高血圧は自覚症状がほとんどないため、自分で気付くことは困難です。
そのため、毎年健康診断を受けることが極めて重要です。
また家庭用血圧計を購入し、自宅で家庭血圧を日々測定することも高血圧予防には有効です。
普段から自分の血圧をしっかり把握し、高い数値が続いた場合には自己判断せず、医療機関を受診するようにしてください。
低血圧の場合は、目まいや立ちくらみが転倒などの危険に直結します。
そのような症状が出た場合は早急に医療機関を受診し、改善を目指すようにしてください。

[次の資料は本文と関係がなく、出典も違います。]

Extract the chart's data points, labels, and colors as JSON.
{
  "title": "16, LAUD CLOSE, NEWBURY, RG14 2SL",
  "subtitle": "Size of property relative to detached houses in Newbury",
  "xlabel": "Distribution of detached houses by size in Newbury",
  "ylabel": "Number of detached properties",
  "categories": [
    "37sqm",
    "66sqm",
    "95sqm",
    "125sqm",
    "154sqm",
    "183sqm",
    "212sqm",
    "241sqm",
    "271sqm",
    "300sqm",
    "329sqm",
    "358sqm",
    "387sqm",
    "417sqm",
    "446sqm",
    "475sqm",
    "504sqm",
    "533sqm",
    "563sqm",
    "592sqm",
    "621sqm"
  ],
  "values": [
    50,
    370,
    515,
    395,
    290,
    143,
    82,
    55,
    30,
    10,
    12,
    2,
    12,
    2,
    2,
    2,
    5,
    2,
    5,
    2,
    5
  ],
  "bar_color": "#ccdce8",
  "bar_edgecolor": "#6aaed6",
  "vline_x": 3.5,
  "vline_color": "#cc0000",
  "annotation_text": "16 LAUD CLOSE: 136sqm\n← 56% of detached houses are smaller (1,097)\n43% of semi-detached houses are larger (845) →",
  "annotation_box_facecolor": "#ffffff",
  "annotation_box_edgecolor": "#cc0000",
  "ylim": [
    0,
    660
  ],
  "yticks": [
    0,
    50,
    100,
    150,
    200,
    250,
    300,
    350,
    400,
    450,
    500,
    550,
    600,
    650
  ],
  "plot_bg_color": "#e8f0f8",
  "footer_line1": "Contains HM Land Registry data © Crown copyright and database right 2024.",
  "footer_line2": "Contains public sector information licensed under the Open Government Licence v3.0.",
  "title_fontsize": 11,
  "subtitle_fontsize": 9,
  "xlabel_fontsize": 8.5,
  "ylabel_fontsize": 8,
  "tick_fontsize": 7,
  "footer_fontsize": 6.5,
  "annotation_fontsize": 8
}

症状によっては昇圧剤などによる服薬治療が発生します。
6.60代の正常な血圧についてのまとめ
血圧の正常値は年齢によって変化しません。
正常値とされる正常血圧は20代であっても60代であっても最高血圧120mmHg未満かつ最低血圧80mmHg未満です[14]。
一方、血圧の平均値は年齢と共に上昇する傾向にあり、60代の男性では39.1%、女性では29.9%が高血圧の基準を超えています[15]。
これは加齢によって血管が老化し、しなやかさや弾力を失った状態になる動脈硬化が進行するためです。
これに伴い、高齢者では最高血圧が高く最低血圧が低い「(孤立性)収縮期高血圧」になりやすいことが知られています。
高血圧になっても直ちに分かりやすい症状は出ませんが、動脈硬化が進行し、心不全や脳卒中、腎臓病などの致命的な生活習慣病の原因となります。
一方の低血圧は深刻な病気につながりにくいものの、目まいや立ちくらみなどによって日常生活に支障が出る場合があります。
血圧を正常に保つためには、バランスの良い食生活を送り、適度に運動を行い、節酒や禁煙を心掛け、十分な休養と睡眠でストレスをため込まないようにしましょう。
また家庭で血圧を計る習慣を付け、日々の血圧の変化を知ることも大切です。
血圧が正常値を外れた場合は速やかに医療機関を受診し、医師の指示を仰ぐようにしてくださいね。